Compute cryptographic checksums for text or files. Supports MD5, SHA-1, SHA-256, SHA-384, and SHA-512. Everything runs in your browser — files are never uploaded.

Text is encoded as UTF-8 before hashing.

Type or paste text above to see hashes

How to use the hash generator

A hash function reduces any input — a password, a file, a JSON blob — to a fixed-length fingerprint. Two identical inputs always produce the same hash; a single byte change produces a completely different one. That makes hashes the standard tool for file integrity checks, deduplication, cache keys, and commit identifiers.
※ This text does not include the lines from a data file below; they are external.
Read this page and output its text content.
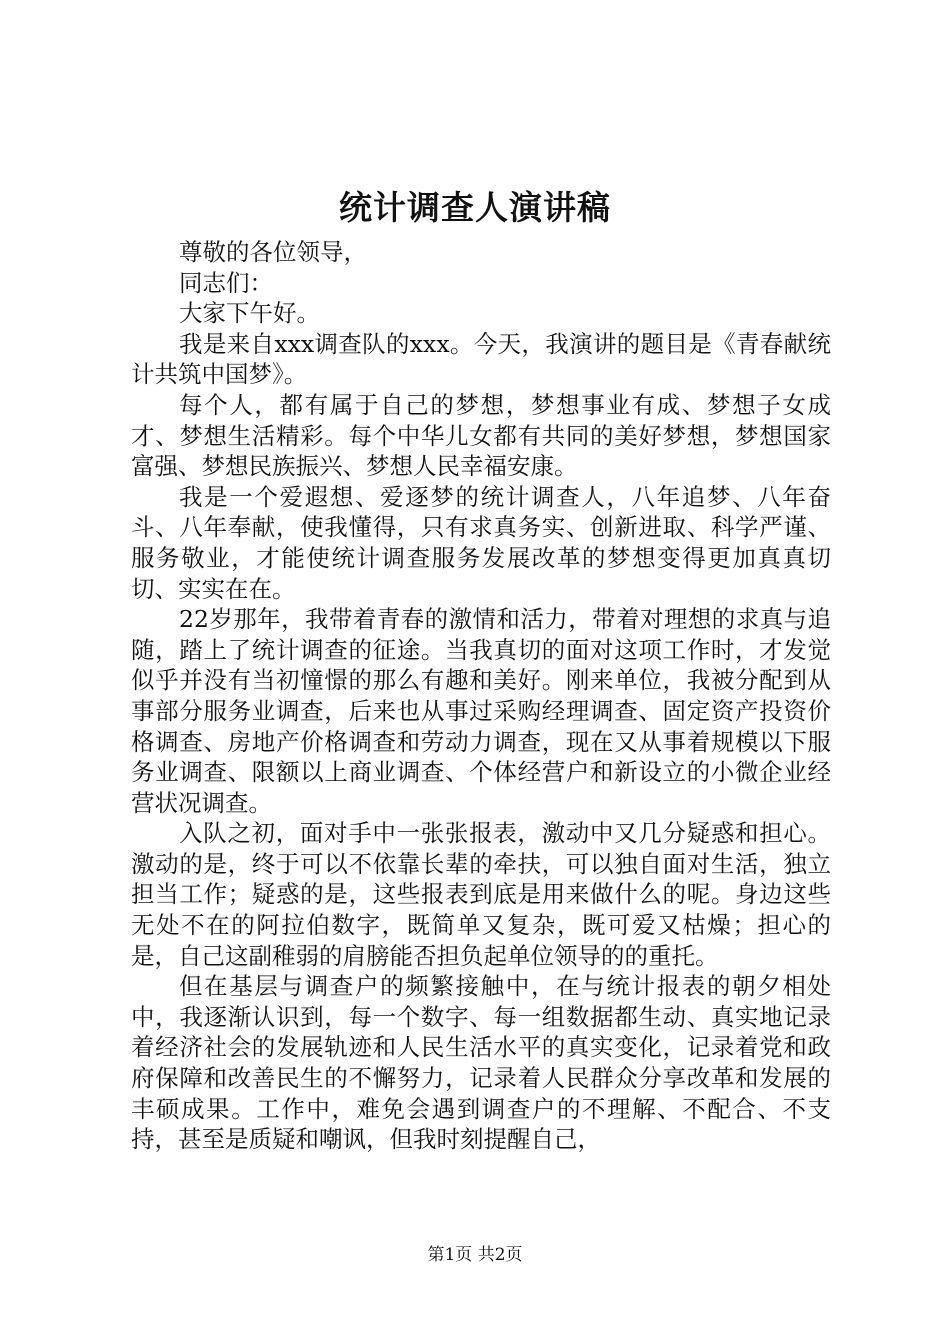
统计调查人演讲稿

尊敬的各位领导，

同志们：

大家下午好。

我是来自xxx调查队的xxx。今天，我演讲的题目是《青春献统计共筑中国梦》。

每个人，都有属于自己的梦想，梦想事业有成、梦想子女成才、梦想生活精彩。每个中华儿女都有共同的美好梦想，梦想国家富强、梦想民族振兴、梦想人民幸福安康。

我是一个爱遐想、爱逐梦的统计调查人，八年追梦、八年奋斗、八年奉献，使我懂得，只有求真务实、创新进取、科学严谨、服务敬业，才能使统计调查服务发展改革的梦想变得更加真真切切、实实在在。

22岁那年，我带着青春的激情和活力，带着对理想的求真与追随，踏上了统计调查的征途。当我真切的面对这项工作时，才发觉似乎并没有当初憧憬的那么有趣和美好。刚来单位，我被分配到从事部分服务业调查，后来也从事过采购经理调查、固定资产投资价格调查、房地产价格调查和劳动力调查，现在又从事着规模以下服务业调查、限额以上商业调查、个体经营户和新设立的小微企业经营状况调查。

入队之初，面对手中一张张报表，激动中又几分疑惑和担心。激动的是，终于可以不依靠长辈的牵扶，可以独自面对生活，独立担当工作；疑惑的是，这些报表到底是用来做什么的呢。身边这些无处不在的阿拉伯数字，既简单又复杂，既可爱又枯燥；担心的是，自己这副稚弱的肩膀能否担负起单位领导的的重托。

但在基层与调查户的频繁接触中，在与统计报表的朝夕相处中，我逐渐认识到，每一个数字、每一组数据都生动、真实地记录着经济社会的发展轨迹和人民生活水平的真实变化，记录着党和政府保障和改善民生的不懈努力，记录着人民群众分享改革和发展的丰硕成果。工作中，难免会遇到调查户的不理解、不配合、不支持，甚至是质疑和嘲讽，但我时刻提醒自己，

第1页 共2页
  1. Choose text or file mode. Text is UTF-8 encoded before hashing, so what you paste is exactly what gets hashed — no trailing newlines unless you add them. File mode reads the raw bytes.
  2. Paste or pick your input. All five hashes are computed at once so you can compare against the published checksum in any format the vendor happens to use.
  3. Copy the value you need. Each row has a copy button. Paste into a sha256sum -c file, a CI cache key, or your verification checklist.

Which hash should I use?

  • SHA-256for almost everything. It’s the default in TLS, Git, package registries, and nearly every modern spec.
  • SHA-512when you want a longer digest and your CPU is 64-bit — it’s often faster than SHA-256 on modern hardware.
  • MD5 only for non-security uses like ETags, deduplication, or verifying downloads from legacy mirrors. MD5 collisions are trivial to construct — never use it for passwords or signatures.
  • SHA-1 is deprecated for signatures (Git is phasing it out, browsers rejected it years ago). Fine for internal checksums; not fine for trust decisions.

A note on password hashing: plain MD5/SHA-* are the wrong tool. Use bcrypt, scrypt, or Argon2 — they are intentionally slow and include salting. The hashes here are for integrity and identity, not credentials.